The present invention has the following effects.

That is, according to the above configuration, when a fluid accompanied by pulsation on the system side flows into the accumulator, the fluid or its pressure passes or propagates through the throttle gap of the throttle mechanism. Since the pulsation energy is converted to the energy lost due to the contraction / throttling and reaches the chamber, the pulsation energy is used as a dynamic pressure loss. Thus, the pulsation on the system side can be effectively attenuated by such a damping action. . According to the second aspect, the damping mechanism formed by the throttle gap and the chamber operates in a system pressure range from zero to a gas filling pressure. Therefore, even when the operating member such as the bellows does not operate in response to the pressure fluctuation on the system side, such as when the bellows is completely extended in the housing, the pulsation generated on the system side can be effectively absorbed. With
Even when the internal operating member such as the bellows operates according to the pressure fluctuation on the system side, the pulsation generated on the system side can be effectively absorbed by the separate throttle mechanism and the chamber at the start of the operation. . Therefore, an accumulator exhibiting an excellent pulse pressure absorbing effect or an excellent pulse pressure attenuation effect can be provided by such an action.

[Brief description of the drawings]

FIG. 1 is a sectional view of an accumulator according to an embodiment of the present invention.

FIG. 2 is a partially enlarged sectional view showing an operation state of the accumulator.

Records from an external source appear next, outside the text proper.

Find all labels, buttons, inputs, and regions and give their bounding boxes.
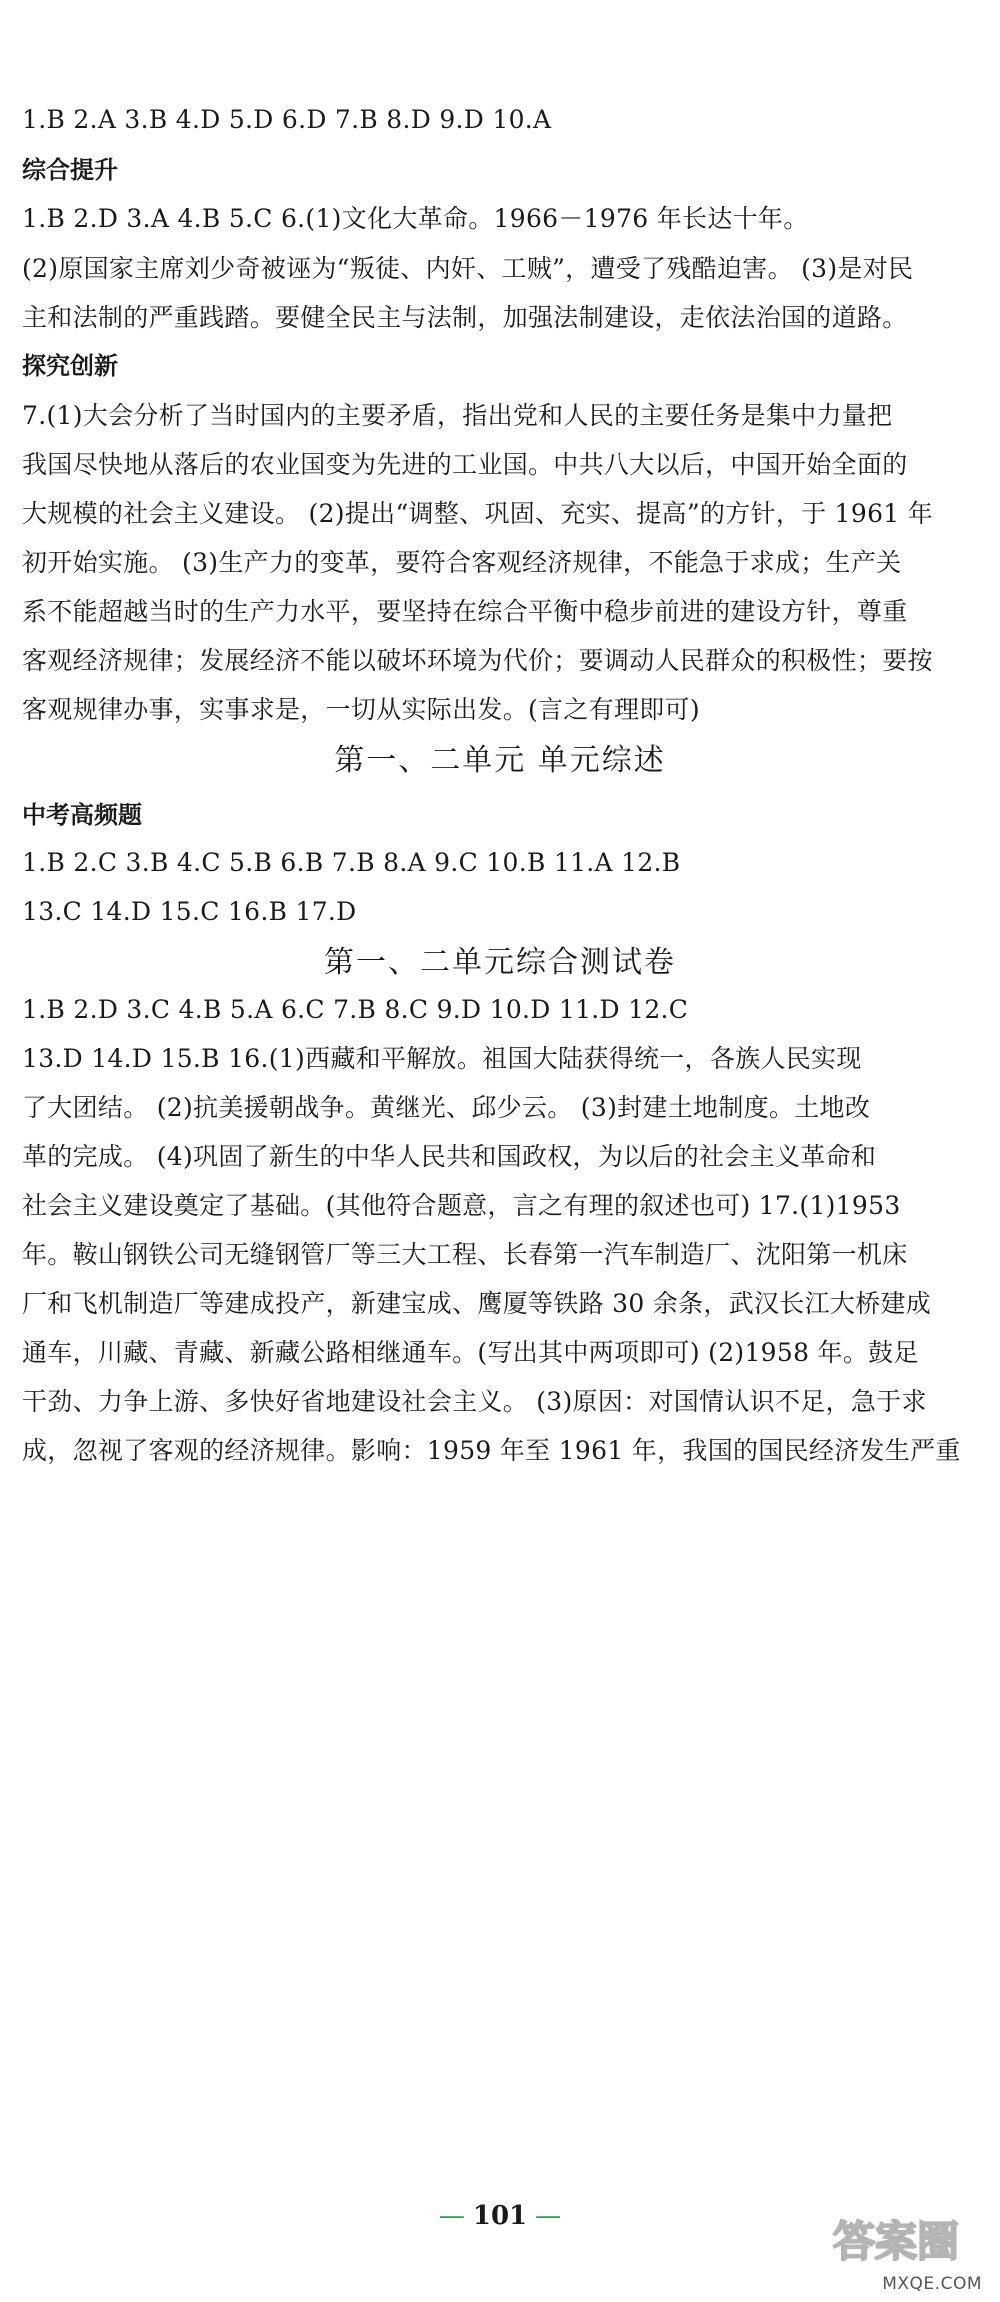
answer-line: 客观规律办事，实事求是，一切从实际出发。(言之有理即可) bbox=[22, 695, 700, 724]
answer-line: 年。鞍山钢铁公司无缝钢管厂等三大工程、长春第一汽车制造厂、沈阳第一机床 bbox=[22, 1240, 908, 1269]
answer-line: 主和法制的严重践踏。要健全民主与法制，加强法制建设，走依法治国的道路。 bbox=[22, 303, 908, 332]
answer-line: (2)原国家主席刘少奇被诬为“叛徒、内奸、工贼”，遭受了残酷迫害。 (3)是对民 bbox=[22, 254, 914, 283]
answer-line: 1.B 2.D 3.A 4.B 5.C 6.(1)文化大革命。1966－1976 年长达十年。 bbox=[22, 204, 809, 233]
answer-line: 1.B 2.A 3.B 4.D 5.D 6.D 7.B 8.D 9.D 10.A bbox=[22, 105, 552, 134]
unit-review-title: 第一、二单元 单元综述 bbox=[334, 743, 666, 778]
unit-test-title: 第一、二单元综合测试卷 bbox=[324, 945, 676, 980]
answer-line: 13.C 14.D 15.C 16.B 17.D bbox=[22, 897, 357, 926]
watermark-url: MXQE.COM bbox=[882, 2274, 982, 2294]
answer-line: 厂和飞机制造厂等建成投产，新建宝成、鹰厦等铁路 30 余条，武汉长江大桥建成 bbox=[22, 1289, 932, 1318]
answer-line: 客观经济规律；发展经济不能以破坏环境为代价；要调动人民群众的积极性；要按 bbox=[22, 646, 933, 675]
answer-line: 13.D 14.D 15.B 16.(1)西藏和平解放。祖国大陆获得统一，各族人民实现 bbox=[22, 1044, 862, 1073]
answer-line: 社会主义建设奠定了基础。(其他符合题意，言之有理的叙述也可) 17.(1)1953 bbox=[22, 1191, 901, 1220]
answer-line: 1.B 2.D 3.C 4.B 5.A 6.C 7.B 8.C 9.D 10.D 11.D 12.C bbox=[22, 995, 689, 1024]
section-heading-high-frequency: 中考高频题 bbox=[22, 801, 142, 829]
decor-dash: — bbox=[535, 2201, 562, 2231]
answer-line: 7.(1)大会分析了当时国内的主要矛盾，指出党和人民的主要任务是集中力量把 bbox=[22, 401, 893, 430]
decor-dash: — bbox=[438, 2201, 465, 2231]
watermark-logo-text: 答案圈 bbox=[832, 2217, 960, 2266]
answer-line: 成，忽视了客观的经济规律。影响：1959 年至 1961 年，我国的国民经济发生严重 bbox=[22, 1436, 961, 1465]
answer-line: 初开始实施。 (3)生产力的变革，要符合客观经济规律，不能急于求成；生产关 bbox=[22, 548, 902, 577]
answer-line: 了大团结。 (2)抗美援朝战争。黄继光、邱少云。 (3)封建土地制度。土地改 bbox=[22, 1093, 871, 1122]
answer-line: 通车，川藏、青藏、新藏公路相继通车。(写出其中两项即可) (2)1958 年。鼓足 bbox=[22, 1338, 919, 1367]
answer-line: 革的完成。 (4)巩固了新生的中华人民共和国政权，为以后的社会主义革命和 bbox=[22, 1142, 877, 1171]
answer-line: 干劲、力争上游、多快好省地建设社会主义。 (3)原因：对国情认识不足，急于求 bbox=[22, 1387, 927, 1416]
page-number-value: 101 bbox=[472, 2201, 528, 2231]
section-heading-comprehensive: 综合提升 bbox=[22, 156, 118, 184]
answer-line: 我国尽快地从落后的农业国变为先进的工业国。中共八大以后，中国开始全面的 bbox=[22, 450, 908, 479]
answer-line: 系不能超越当时的生产力水平，要坚持在综合平衡中稳步前进的建设方针，尊重 bbox=[22, 597, 908, 626]
answer-line: 大规模的社会主义建设。 (2)提出“调整、巩固、充实、提高”的方针，于 1961 年 bbox=[22, 499, 934, 528]
answer-line: 1.B 2.C 3.B 4.C 5.B 6.B 7.B 8.A 9.C 10.B 11.A 12.B bbox=[22, 848, 681, 877]
section-heading-explore: 探究创新 bbox=[22, 352, 118, 380]
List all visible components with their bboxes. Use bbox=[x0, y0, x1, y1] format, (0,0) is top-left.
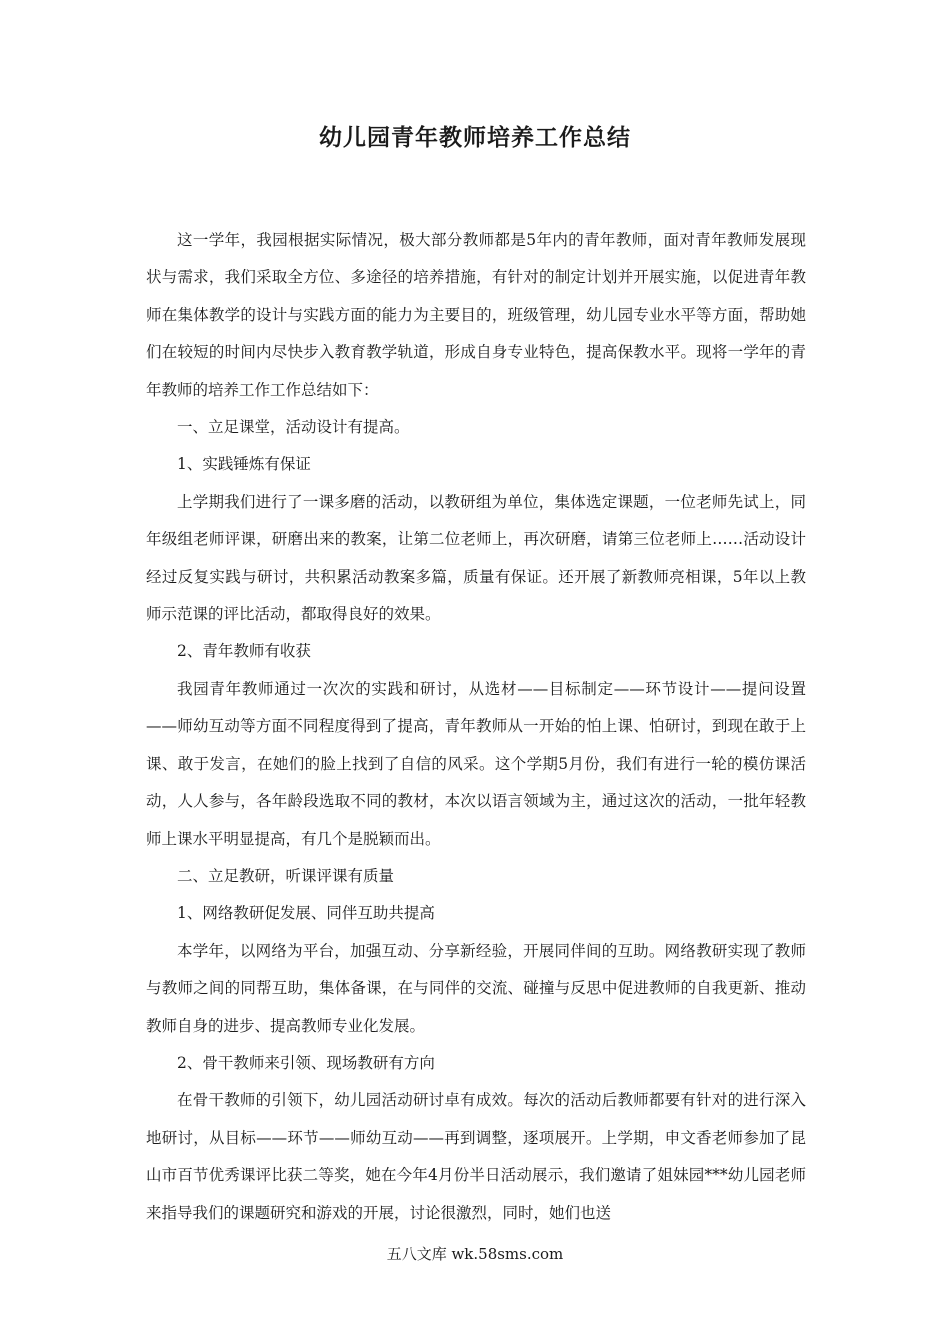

FIG. 3 is a sectional view of an accumulator according to a conventional example.

[Explanation of symbols]

 DESCRIPTION OF SYMBOLS 1 Accumulator 2 Housing 3 Shell 3a End wall part 3b End face part 3c Mounting part 4 Lid member 5 Operating member 6 Bellows 7 End member 7a End face 8 Pressure sealing chamber 9 Pressure inflow chamber 10 Pressure injection port 11 Plug member 12 Mounting part 13 Screw part Reference Signs List 14 Fluid inlet 14a, 18a Engaging part 15 Sliding member 16 Seal 16a Base 16b, 16d Seal lip 16c Depression 16e, 16f Seal projection 17 Holder 17a Flat part 17b, 18c Rising part 18 Pipe 18b Insertion part 19 Throttle forming wall 20 Throttle mechanism 21 Throttle gap 22 Chamber chamber

Claims (3)

[Claims] An accumulator comprising a throttle mechanism (20) and a chamber (22) for absorbing a pulsation generated in a system connecting the accumulator (1). 2. A throttle mechanism (20) and a chamber (22) for absorbing a pulsation generated on a system side to which the accumulator (1) is connected in a range of a system pressure from zero to a gas charging pressure. Accumulator. 3. An operating member (5) including a bellows (6) is arranged inside a housing (2), and the inside of the housing (2) is divided into a pressure sealing chamber (8) and a pressure inflow chamber (9). An accumulator (1) provided with a fluid inlet (14) for partitioning and introducing a fluid from the system side to the pressure inlet chamber (9) in the housing (2); Diaphragm forming wall (1)
An aperture mechanism (20) for forming an aperture gap (21) between the aperture forming wall (19) and the operating member (5) when the operating member (5) approaches 9); A chamber formed around the aperture forming wall (19) and between the inner surface of the housing (2) and the operating member (5) when the operating member (5) approaches the wall (19). An accumulator characterized by having a chamber (22).